In dieser Ausgabe: Colorado Avalanche

Im nordamerikanischen Sprachgebrauch, vor allem im Sport, redet man gerne vom Fenster. Das Fenster der Gelegenheit. Konkret geht es hier um die Gelegenheit, den Titel in der jeweiligen Sportart zu gewinnen, bevor es an den Wiederaufbau – Rebuild – geht. Dieses Fenster ist für die Colorado Avalanche immer noch weit geöffnet. Der Rebuild steht noch nicht an.

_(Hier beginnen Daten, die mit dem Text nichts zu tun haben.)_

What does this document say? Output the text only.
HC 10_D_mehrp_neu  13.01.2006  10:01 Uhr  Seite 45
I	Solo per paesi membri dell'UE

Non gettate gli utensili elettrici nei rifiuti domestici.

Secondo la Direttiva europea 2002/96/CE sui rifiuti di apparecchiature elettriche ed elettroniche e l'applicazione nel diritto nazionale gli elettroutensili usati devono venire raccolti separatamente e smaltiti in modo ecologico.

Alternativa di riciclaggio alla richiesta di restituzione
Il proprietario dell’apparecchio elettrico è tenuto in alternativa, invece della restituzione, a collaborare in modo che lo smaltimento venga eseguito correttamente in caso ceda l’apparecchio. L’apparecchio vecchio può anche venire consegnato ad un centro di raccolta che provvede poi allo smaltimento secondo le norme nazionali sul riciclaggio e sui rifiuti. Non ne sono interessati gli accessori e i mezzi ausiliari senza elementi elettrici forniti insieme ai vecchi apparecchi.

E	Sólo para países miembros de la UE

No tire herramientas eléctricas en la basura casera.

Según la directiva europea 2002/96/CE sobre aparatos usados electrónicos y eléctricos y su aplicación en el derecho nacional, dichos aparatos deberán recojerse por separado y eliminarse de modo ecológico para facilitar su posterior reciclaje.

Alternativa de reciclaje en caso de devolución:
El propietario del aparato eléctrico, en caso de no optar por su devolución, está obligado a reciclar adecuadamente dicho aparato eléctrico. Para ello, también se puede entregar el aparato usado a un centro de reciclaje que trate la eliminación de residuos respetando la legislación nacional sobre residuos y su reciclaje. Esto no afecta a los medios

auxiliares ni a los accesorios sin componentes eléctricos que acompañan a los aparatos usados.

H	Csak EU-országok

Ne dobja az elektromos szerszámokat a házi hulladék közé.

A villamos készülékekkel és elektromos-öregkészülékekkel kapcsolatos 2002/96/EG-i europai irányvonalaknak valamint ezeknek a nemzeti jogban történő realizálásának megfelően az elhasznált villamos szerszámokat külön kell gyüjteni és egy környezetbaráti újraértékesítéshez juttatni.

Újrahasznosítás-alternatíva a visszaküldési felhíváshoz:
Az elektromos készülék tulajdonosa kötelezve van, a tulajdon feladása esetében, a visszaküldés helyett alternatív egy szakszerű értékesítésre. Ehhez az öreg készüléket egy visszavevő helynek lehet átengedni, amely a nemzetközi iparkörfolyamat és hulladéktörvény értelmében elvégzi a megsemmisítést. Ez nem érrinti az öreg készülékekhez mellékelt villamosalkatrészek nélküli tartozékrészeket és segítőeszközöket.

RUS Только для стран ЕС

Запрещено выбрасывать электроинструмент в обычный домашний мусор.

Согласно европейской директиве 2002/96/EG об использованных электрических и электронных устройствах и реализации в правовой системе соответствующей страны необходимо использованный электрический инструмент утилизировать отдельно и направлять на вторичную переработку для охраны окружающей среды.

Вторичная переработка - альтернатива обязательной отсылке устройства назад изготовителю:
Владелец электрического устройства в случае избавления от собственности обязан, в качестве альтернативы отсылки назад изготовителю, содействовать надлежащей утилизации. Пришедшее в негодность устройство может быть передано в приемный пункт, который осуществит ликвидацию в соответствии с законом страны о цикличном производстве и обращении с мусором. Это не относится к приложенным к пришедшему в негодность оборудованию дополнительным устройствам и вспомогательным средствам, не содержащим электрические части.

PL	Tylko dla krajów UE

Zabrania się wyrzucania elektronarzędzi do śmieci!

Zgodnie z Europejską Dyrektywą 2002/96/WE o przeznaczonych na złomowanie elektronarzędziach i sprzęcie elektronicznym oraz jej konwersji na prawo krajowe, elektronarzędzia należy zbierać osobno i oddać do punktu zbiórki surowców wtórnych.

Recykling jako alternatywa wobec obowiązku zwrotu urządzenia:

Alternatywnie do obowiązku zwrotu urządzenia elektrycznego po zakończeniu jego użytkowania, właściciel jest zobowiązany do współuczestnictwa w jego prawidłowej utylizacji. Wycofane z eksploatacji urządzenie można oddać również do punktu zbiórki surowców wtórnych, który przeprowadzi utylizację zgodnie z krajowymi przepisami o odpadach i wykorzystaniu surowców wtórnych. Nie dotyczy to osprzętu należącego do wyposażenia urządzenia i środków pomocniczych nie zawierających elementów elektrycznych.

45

Trainer Jared Bednar verfügt über einen Kader, der höchsten Ansprüchen in der besten Eishockeyliga der Welt genügt und der zu mehr fähig ist, als das, was in der vergangenen Saison herausgekommen ist. Da war bereits in der zweiten Playoffrunde der Western Conference Endstation. Mit 2:4 Siegen unterlag Colorado den Dallas Stars.

Das geschah mit einem Kader, zu dem hoch veranlagte Akteure wie die Stürmer Nathan MacKinnon, Mikko Rantanen und Casey Mittelstadt sowie die Verteidiger Cale Makar und Devon Toews gehörten und immer noch gehören. Dazu kommen gestandene NHL-Spieler wie Artturi Lehkonen, Jonathan Drouin, Josh Manson und Alexandar Georgiev.

Die Aufmerksamkeit wird sich auch in dieser Saison vor allem wieder auf MacKinnon richten. Die große Frage wird sein: Kann er seine Fabelstatistiken aus der vergangenen Spielzeit wiederholen? Satte 140 Scorerpunkte (51 Tore, 89 Assists) verbuchte er in der regulären Saison. Als Belohnung gab es bei der Zeremonie in Las Vegas reichlich Ausstattung für den Trophäenschrank im Hause MacKinnon – die Hart Memorial Trophäe als wertvollster Spieler der Liga sowie den Ted Lindsay Award. Es war die zweite Saison in Folge mit über 100 Scorerpunkten für den Kanadier.

Auf ihm wird in der bevorstehenden Saison erneut die Hauptlast im Angriff liegen. Er ist bereit, diese Verantwortung zu übernehmen. In der Saison 2023/24 war seine Leistung dafür mitverantwortlich, dass die Avalanche mit 302 geschossenen Toren den besten Angriff der Liga in der regulären Saison stellte. So war Colorado der Beweis für die alte Weisheit, dass Offensive zwar Spiele, eine gute Defensive aber Meisterschaften gewinnt. Eine weitere MVP-Saison von MacKinnon wird 2024/25 nicht unbedingt herauskommen müssen, auch wenn die Fans in der Ball Arena das selbstverständlich gerne sehen und es auch ohne Frage helfen würde. Er muss die Teamkollegen mitreißen, sie besser machen. Und auch das ist ihm erneut zuzutrauen.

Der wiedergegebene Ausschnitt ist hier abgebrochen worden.